As confidence returns to a rattled Australian housing market, Canberra has baffled experts with a market that’s not doing what it should be – and it could present a significant opportunity for savvy investors, according to a leading Australian property economist.
My Housing Market chief economist Dr Andrew J Wilson said while most capital cities had recovered from 2022’s brutal interest rate increases, Canberra was a clear underperformer, particularly through the latter part of 2023.
“We often see a synergy in the Sydney and Canberra markets, but last year we saw that disengage a bit, and in the latter part of last year as Sydney continued to grow steadily, Canberra started to move sideways,” he said.
“After a lengthy period of dovetailing, particularly in the latter part of 2023, Canberra became a clear underperformer.”
Based on the “underlying drivers” behind markets, however, this anomalous underperformance didn’t make sense and was likely to be short-lived.
“It’s counterintuitive that the Canberra market moved sideways because the underlying drivers are still very strong. When you look at the factors behind a strong economic profile – high participation rate, low unemployment, wage growth and average weekly earnings – it’s head and shoulders above other capitals,” he said.
It presented a rare opportunity in a typically top-performing market.
“The fact is that people have to live somewhere, and this is a strong and affluent economy that, despite strong unit development over the past four to five years to alleviate the problem, is notoriously undersupplied,” Dr Wilson said.
“It has the highest wages and strongest economy in terms of the labour market, and a substantial base of the public sector to support it.”
Dr Wilson said a “crisis of confidence” was likely driving the current perplexing market. He pointed to a number of ACT Government policies that were introduced in the second half of last year, and the federal government’s intent to cap the number of overseas students arriving in Australia at 270,000 in 2025.
“There’s no doubt this will affect the strong education market in Canberra, and I think as a result of this Canberra has scared itself into a less-than-positive market,” he said.

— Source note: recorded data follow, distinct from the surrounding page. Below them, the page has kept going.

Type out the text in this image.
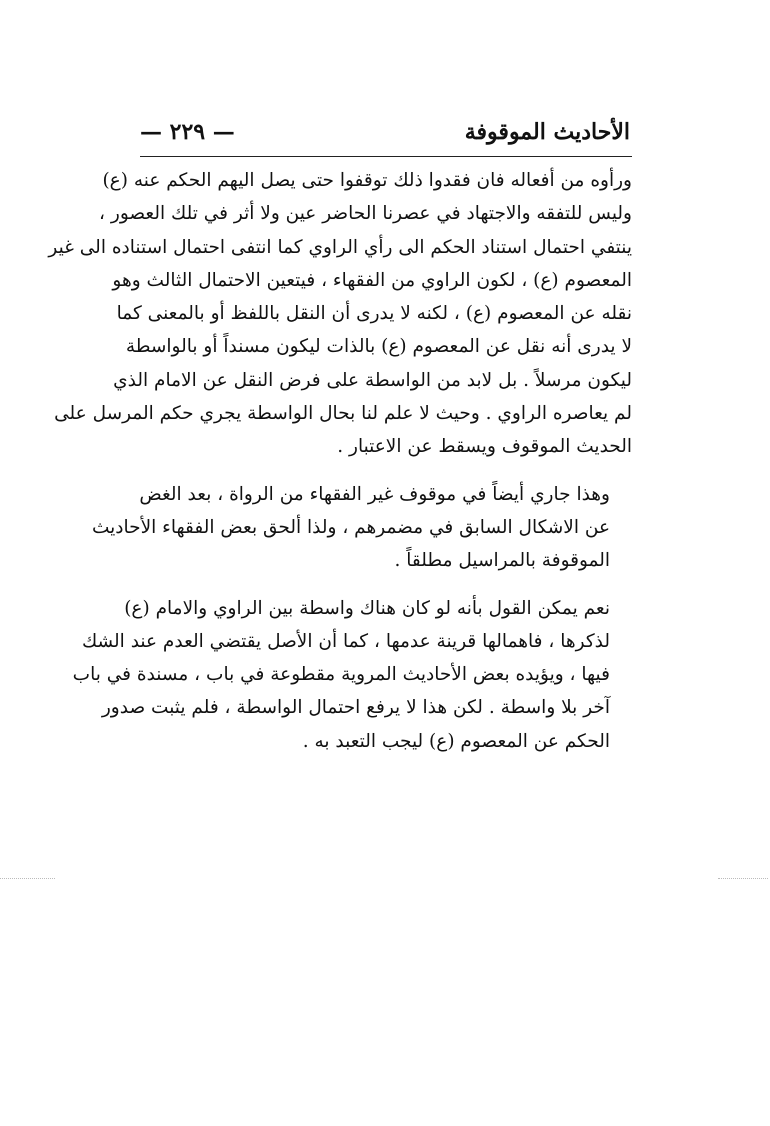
الأحاديث الموقوفة
— ٢٢٩ —

ورأوه من أفعاله فان فقدوا ذلك توقفوا حتى يصل اليهم الحكم عنه (ع)
وليس للتفقه والاجتهاد في عصرنا الحاضر عين ولا أثر في تلك العصور ،
ينتفي احتمال استناد الحكم الى رأي الراوي كما انتفى احتمال استناده الى غير
المعصوم (ع) ، لكون الراوي من الفقهاء ، فيتعين الاحتمال الثالث وهو
نقله عن المعصوم (ع) ، لكنه لا يدرى أن النقل باللفظ أو بالمعنى كما
لا يدرى أنه نقل عن المعصوم (ع) بالذات ليكون مسنداً أو بالواسطة
ليكون مرسلاً . بل لابد من الواسطة على فرض النقل عن الامام الذي
لم يعاصره الراوي . وحيث لا علم لنا بحال الواسطة يجري حكم المرسل على
الحديث الموقوف ويسقط عن الاعتبار .

وهذا جاري أيضاً في موقوف غير الفقهاء من الرواة ، بعد الغض
عن الاشكال السابق في مضمرهم ، ولذا ألحق بعض الفقهاء الأحاديث
الموقوفة بالمراسيل مطلقاً .

نعم يمكن القول بأنه لو كان هناك واسطة بين الراوي والامام (ع)
لذكرها ، فاهمالها قرينة عدمها ، كما أن الأصل يقتضي العدم عند الشك
فيها ، ويؤيده بعض الأحاديث المروية مقطوعة في باب ، مسندة في باب
آخر بلا واسطة . لكن هذا لا يرفع احتمال الواسطة ، فلم يثبت صدور
الحكم عن المعصوم (ع) ليجب التعبد به .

On the ground, Geocon Director of Sales and Strategic Partnerships Simon Chester said there were early indicators that Canberra apartments were a solid investment, and pointed to one case study in particular.
“Look at WOVA, where we’ve seen a good number of the 802 units hit the rental market at one time. We control a hundred of those, and 85 per cent of them are already tenanted,” he said.
“November, December and January are key entry runs in the Canberra market – it’s when people are finding out about their APS placements, uni placements, ADFA, RMC etc – they’re starting their new career or studies in January, and getting their accommodation sorted out from November.
“To see 85 per cent of our apartments filled in a quieter period, and just 15 left coming into the busy period, is very pleasing.”
Dr Wilson said he would be watching the Canberra market with keen interest as it entered the strongest time of year – the spring selling market.
Investors, particularly those from interstate markets, should do the same.
“A lot of investors coming into the Canberra market are Sydneysiders who come for the lower price point and higher yields,” he said.
“No doubt it’s a positive market in terms of underlying drivers. It’s gotten a little spooked over the last 12 months, but we’ve had some positive news on inflation rates, with a real shift downwards in July both in headline and underlying inflation. It’s only one month, but that would make the RBA feel a little better, and that bodes well for interest rates.
“I’m not saying there will be cuts – I don’t think that’s on the near horizon. But I think it’s the kind of positive short-term indicator Canberra needs to see in order to rally.”